Pregnancy was previously a contraindication to laparoscopy because of concerns regarding the potential effect of carbon dioxide on the developing fetus and the safe entry into the abdominal cavity due to the displacement of anatomy by the gravid uterus. Additionally, increased abdominal tension by the pneumoperitoneum could reduce the vena cava and the uteroplacental blood flows (1, 8). Nevertheless, previous concerns surrounding the potential adverse hemodynamic effects associated with pneumoperitoneum were unjustified, because these changes were no different when compared to open adrenalectomy (2). Moreover, catecholamine concentrations increase to a lesser extent with laparoscopic than with open adrenalectomy (2). Thus, laparoscopy is currently the safest adrenalectomy approach even for this high-risk population.
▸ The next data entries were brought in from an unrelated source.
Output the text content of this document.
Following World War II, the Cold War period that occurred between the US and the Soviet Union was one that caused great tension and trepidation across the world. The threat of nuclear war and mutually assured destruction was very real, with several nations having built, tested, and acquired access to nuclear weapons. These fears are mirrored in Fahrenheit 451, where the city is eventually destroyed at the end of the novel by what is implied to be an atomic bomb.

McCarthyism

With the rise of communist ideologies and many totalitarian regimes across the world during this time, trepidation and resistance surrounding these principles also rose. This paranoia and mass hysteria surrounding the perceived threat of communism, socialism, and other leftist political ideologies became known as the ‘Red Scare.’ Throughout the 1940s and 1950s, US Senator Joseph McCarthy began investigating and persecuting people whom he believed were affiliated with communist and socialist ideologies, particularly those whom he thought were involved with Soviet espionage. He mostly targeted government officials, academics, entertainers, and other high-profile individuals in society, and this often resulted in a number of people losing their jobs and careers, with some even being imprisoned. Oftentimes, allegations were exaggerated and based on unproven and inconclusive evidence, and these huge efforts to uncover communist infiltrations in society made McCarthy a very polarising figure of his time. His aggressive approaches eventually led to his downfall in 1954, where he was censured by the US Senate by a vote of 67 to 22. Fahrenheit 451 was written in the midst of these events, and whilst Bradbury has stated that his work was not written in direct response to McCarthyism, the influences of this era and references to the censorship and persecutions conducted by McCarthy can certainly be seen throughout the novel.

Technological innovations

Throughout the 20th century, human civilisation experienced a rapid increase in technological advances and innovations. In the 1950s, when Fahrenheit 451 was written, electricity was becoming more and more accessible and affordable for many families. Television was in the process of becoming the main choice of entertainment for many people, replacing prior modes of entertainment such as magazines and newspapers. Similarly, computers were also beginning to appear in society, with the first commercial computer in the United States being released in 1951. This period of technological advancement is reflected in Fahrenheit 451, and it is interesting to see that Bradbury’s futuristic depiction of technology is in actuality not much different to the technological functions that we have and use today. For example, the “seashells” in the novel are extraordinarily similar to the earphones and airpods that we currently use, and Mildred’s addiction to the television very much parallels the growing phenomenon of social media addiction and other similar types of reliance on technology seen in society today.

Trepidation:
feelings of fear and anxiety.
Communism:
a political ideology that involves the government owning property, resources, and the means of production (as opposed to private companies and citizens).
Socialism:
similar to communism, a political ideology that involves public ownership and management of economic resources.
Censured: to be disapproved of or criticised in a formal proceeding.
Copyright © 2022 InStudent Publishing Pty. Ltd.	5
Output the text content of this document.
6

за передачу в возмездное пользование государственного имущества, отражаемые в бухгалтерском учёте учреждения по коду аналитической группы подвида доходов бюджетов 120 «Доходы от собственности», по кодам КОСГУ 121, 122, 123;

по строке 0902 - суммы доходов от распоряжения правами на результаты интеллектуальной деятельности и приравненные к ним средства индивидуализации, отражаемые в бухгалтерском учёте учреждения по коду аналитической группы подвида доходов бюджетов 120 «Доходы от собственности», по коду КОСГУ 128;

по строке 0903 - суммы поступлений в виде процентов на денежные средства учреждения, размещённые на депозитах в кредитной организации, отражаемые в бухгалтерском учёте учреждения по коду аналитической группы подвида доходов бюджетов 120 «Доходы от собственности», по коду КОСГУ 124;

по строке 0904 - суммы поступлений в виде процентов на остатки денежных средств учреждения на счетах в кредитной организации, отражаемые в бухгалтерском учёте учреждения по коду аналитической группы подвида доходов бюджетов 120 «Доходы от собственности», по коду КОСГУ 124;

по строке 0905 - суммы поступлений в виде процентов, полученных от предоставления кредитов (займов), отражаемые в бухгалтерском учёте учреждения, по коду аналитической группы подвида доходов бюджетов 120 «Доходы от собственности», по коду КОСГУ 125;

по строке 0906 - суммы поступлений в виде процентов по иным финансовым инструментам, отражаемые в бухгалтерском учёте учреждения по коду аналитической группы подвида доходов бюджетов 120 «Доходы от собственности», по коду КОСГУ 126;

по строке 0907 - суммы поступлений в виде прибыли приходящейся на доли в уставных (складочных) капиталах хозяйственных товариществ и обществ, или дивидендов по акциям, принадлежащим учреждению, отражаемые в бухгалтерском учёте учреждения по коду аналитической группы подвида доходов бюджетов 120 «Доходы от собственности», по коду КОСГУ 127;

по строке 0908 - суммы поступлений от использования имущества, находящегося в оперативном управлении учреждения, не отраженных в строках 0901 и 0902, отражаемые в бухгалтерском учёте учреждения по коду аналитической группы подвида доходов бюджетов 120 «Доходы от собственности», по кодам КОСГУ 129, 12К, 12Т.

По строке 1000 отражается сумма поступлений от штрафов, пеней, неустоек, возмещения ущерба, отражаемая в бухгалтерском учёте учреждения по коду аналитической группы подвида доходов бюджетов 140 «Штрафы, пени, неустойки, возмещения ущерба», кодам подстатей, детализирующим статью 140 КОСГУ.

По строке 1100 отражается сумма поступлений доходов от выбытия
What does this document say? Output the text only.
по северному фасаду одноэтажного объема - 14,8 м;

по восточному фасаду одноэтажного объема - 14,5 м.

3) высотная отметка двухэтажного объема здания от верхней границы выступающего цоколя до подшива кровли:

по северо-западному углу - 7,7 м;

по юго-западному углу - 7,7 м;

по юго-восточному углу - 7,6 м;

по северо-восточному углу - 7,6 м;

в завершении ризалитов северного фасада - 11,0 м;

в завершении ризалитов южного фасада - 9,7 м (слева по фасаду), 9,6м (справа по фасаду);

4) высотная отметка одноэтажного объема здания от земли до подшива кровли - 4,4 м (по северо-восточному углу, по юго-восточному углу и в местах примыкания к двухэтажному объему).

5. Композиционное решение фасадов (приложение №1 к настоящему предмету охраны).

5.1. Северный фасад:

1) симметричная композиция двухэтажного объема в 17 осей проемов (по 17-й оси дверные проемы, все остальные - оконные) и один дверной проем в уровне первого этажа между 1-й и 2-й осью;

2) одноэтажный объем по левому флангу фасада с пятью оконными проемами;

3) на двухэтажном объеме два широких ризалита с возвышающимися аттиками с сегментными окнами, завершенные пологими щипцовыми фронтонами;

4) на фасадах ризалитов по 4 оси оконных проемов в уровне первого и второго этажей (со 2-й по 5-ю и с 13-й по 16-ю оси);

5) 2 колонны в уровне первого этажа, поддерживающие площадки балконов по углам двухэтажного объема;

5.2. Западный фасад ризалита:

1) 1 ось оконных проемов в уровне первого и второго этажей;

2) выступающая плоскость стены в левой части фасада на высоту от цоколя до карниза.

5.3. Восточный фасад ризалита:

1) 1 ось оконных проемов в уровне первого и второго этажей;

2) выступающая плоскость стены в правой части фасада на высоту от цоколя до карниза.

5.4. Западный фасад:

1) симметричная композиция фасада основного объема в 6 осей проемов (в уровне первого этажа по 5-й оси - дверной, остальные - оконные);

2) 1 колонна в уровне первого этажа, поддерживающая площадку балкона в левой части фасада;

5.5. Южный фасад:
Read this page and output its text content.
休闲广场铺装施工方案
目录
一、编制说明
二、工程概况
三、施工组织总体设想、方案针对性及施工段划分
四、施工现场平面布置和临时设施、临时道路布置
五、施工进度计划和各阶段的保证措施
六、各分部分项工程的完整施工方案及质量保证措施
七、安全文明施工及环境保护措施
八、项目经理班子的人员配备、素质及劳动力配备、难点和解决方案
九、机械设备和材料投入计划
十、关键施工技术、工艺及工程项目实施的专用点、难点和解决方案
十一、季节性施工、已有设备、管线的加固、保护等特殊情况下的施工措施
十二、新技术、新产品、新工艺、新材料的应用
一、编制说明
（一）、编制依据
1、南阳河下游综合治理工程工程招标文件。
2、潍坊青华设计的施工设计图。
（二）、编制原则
Laparoscopy is a less invasive procedure that results in faster functional recovery, shorter hospital stay, and early ambulation, reducing the risk of thromboembolism and the need for opioid painkillers, which can affect fetal development. In addition, return of gastrointestinal function is also more rapid than with an open procedure (10, 11). Small incisions decrease the potential for herniation with the increased pressure of the gravid uterus and, in addition, laparoscopy offers enhanced visualization without manipulating the uterus, resulting in reduced risk of preterm labor (1, 2, 5, 8). These benefits combined with the expertise of the surgical team and a multidisciplinary approach make laparoscopy a safe, effective, and minimally invasive option for adrenalectomy for PCC in pregnancy (1).

Importantly, perioperative management includes treatment of both mother and fetus (4). In the current case, management was effective, without intra or postoperative complications, resulting in complete resolution of the disease. Despite the perinatal fetal demise, maternal safety was pre-served and delaying surgical resection could have increased the risk of catastrophic complications in late pregnancy.

CONCLUSIONS

PCC is a rare but important cause of hypertension in pregnancy. It should be included and investigated as a differential diagnosis in cases of labile hypertension in pregnant women with or without associated symptoms, because inadequate treatment considerably increases maternal and fetal mortality. Management of PCC during pregnancy should be discussed on a case by case basis by a multidisciplinary team. Surgical resection is recommended during the second trimester of pregnancy. Considering its benefits and the expertise of the surgical team, laparoscopic surgery is the favored technique.